Mendengar celotehan Tiara membuat Siska dan Naya tersenyum. Sejak kehadiran Tiara lima tahun yang lalu membuat hidup mereka lebih berwarna.

"Namanya siapa dedeknya?" tanya Tiara penasaran sambil mengusap dengan malu-malu lengan bayi tersebut.

"Masih rahasia," balas Siska.

"Kok masih rahasia sih, Mami." Tiara cemberut karena merasa digoda.

"Iya. Baru besok boleh tahu. Biar surprise."

"Tiara makan ayamnya tadi, yuk," ajak Naya.

"Tapi, Tiara masih mau main sama dedek bayi," jawabnya polos tanpa ingin beranjak dari samping bayi tersebut.

"Kan dedek bayi masih minum asi, Sayang. Jadi, Tiara makan dulu ya."

Tiara mengangguk walaupun masih terlihat tidak mau. Mereka kemudian menuju dapur untuk mengambil peralatan makan. Dengan cekatan Naya menaruh ayam dan nasi di atas piring lalu meletakkan dia depan Tiara yang sudah duduk manis.

"Kasih dedek bayi boleh nggak Bunda?" tanyanya setelah menggigit paha ayam gorengnya.

"Dedek bayi nggak makan ayam goreng, Sayang."

"Terus makan apa?" tanya Tiara penuh dengan rasa penasaran.

"Dedek bayi belum boleh makan makanan yang sama seperti Tiara. Dedek bayi cuma boleh minum asi sampai umur enam bulan," jelas Naya.

Tiara hanya ber 'Oh' ria sambil terus menggigit ayam gorengnya. Entah gadis kecil itu paham atau tidak dengan penjelasan Kanaya.

"Loh, Tiara," panggil Santi ketika masuk ke dalam dapur.

"Kasih salam sama Nenek," kata Naya.

"Nenek," ujar Tiara kemudian sibuk kembali dengan ayam gorengnya.

"Dia udah besar, ya," ujar Santi sambil mengusap puncak kepala Tiara.

"Iya, Tante."

Kanaya juga merasa putrinya tumbuh begitu cepat. Tak terasa sudah lima tahun berlalu. Dia masih ingat bagaimana dulu begitu kerepotan saat Tiara baru saja lahir.

"Habis ini lo istirahat aja," ucap Siska yang baru saja muncul di dapur.

"Iya, kamu istirahat saja. Kasihan Tiara pasti capek dari Semarang ke Jakarta," timpal Santi.

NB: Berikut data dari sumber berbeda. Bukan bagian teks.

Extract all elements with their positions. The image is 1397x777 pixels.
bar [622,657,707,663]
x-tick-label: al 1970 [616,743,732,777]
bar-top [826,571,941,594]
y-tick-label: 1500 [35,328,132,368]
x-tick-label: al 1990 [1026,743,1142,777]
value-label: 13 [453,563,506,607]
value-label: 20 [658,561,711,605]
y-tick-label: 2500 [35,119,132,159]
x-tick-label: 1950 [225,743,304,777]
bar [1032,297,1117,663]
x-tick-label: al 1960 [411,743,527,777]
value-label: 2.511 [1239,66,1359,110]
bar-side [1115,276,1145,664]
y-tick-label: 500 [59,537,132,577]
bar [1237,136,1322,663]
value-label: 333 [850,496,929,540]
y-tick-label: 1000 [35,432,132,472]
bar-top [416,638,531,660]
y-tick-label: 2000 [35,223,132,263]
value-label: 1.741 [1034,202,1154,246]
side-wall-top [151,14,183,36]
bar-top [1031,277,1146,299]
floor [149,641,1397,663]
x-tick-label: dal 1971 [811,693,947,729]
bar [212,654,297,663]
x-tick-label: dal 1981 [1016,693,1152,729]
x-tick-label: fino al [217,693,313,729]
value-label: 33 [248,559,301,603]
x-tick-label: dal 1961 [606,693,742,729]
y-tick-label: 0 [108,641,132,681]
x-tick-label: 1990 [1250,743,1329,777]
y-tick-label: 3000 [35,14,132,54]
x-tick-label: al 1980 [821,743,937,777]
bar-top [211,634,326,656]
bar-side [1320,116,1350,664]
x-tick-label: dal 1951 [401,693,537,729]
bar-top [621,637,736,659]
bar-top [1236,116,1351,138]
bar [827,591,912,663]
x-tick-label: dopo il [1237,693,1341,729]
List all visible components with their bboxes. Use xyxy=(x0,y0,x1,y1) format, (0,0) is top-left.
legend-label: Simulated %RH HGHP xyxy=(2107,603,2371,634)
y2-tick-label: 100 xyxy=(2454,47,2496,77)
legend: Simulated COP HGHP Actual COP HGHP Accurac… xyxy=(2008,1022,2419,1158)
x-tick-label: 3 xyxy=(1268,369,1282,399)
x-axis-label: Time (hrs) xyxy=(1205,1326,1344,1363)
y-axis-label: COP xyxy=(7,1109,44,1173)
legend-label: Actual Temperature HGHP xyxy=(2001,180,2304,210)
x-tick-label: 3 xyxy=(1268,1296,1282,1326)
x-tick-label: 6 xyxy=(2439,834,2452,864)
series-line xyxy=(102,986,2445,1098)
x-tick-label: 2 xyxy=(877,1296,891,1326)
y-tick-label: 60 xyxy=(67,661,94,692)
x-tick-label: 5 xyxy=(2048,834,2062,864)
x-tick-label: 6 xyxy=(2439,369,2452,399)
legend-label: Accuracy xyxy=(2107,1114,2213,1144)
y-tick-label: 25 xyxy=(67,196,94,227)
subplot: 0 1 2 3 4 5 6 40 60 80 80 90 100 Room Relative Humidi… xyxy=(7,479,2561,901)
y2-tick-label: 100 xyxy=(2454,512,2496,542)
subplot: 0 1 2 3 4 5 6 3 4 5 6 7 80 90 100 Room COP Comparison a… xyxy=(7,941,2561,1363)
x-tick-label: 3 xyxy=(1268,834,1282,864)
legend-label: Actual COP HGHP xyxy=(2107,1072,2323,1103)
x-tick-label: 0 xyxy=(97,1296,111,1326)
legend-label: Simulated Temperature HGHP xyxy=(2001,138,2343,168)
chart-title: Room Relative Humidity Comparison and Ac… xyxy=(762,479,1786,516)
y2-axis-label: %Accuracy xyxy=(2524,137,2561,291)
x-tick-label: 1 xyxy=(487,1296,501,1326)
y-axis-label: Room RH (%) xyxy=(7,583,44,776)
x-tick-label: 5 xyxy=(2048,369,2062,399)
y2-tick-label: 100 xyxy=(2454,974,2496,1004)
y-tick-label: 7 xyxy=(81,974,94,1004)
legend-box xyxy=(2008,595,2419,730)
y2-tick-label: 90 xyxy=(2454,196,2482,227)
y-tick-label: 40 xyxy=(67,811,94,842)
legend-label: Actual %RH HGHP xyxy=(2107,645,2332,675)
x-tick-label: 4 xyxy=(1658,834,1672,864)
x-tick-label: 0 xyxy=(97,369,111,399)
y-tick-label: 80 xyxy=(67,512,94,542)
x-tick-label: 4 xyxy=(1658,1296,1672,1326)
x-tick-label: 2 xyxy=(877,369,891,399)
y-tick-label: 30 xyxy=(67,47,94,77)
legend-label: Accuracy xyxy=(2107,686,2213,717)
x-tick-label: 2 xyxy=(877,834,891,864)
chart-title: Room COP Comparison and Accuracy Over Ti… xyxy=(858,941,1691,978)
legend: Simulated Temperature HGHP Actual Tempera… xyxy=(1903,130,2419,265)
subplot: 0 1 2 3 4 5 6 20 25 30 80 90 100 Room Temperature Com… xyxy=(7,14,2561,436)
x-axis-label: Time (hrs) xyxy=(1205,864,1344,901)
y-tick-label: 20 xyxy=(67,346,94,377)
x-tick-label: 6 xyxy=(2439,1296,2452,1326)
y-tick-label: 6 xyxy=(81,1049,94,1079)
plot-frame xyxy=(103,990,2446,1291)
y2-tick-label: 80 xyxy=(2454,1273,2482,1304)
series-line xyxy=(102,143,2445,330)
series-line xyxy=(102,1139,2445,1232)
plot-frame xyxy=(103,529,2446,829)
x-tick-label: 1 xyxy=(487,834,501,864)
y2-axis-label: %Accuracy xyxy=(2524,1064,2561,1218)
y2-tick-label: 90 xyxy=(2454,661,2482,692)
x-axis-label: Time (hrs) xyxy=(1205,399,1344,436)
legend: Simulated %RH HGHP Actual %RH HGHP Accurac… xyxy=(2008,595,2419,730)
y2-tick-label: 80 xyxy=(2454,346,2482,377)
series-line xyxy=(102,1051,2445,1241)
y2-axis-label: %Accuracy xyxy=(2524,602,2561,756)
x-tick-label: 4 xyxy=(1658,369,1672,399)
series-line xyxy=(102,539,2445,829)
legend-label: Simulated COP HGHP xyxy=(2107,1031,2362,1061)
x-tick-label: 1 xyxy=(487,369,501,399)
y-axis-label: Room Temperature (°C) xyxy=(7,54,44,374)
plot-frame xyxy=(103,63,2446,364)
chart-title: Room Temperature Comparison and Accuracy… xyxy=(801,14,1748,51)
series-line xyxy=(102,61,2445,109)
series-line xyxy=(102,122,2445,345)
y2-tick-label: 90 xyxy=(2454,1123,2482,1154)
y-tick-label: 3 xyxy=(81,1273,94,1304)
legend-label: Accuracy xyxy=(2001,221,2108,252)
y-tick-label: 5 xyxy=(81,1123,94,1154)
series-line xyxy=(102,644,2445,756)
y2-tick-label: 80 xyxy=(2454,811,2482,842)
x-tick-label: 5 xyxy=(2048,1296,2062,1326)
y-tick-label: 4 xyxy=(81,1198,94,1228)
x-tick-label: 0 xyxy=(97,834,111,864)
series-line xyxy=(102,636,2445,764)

"Udah nggak usah sungkan. Lo nggak perlu bantu-bantu semuanya udah beres," imbuh Siska lagi.

"Oke deh kalau gitu," jawab Naya kemudian membatu Tiara mencuci tangannya.

Sebelum pergi ke kamar yang sudah disiapkan untuknya, Kanaya dapat melihat bagaimana Santi sangat sayang dan memperhatikan Siska. Hatinya seperti dicubit. Ada perasaan iri untuk diperhatikan seperti itu. Buru-buru Naya langsung menghapus pikiran tersebut. Dia tidak boleh konyol atau bermimpi. Yang terpenting sekarang adalah Tiara. Dan hanya Tiara.

*****
Percayalah, jika setiap manusia menginginkan keluarga yang sempurna dan bahagia.
~veaaprilia

*****

Hallo semuanya

Bab selanjutnya siap-siap ketemu ayah kandungnya Tiara ya.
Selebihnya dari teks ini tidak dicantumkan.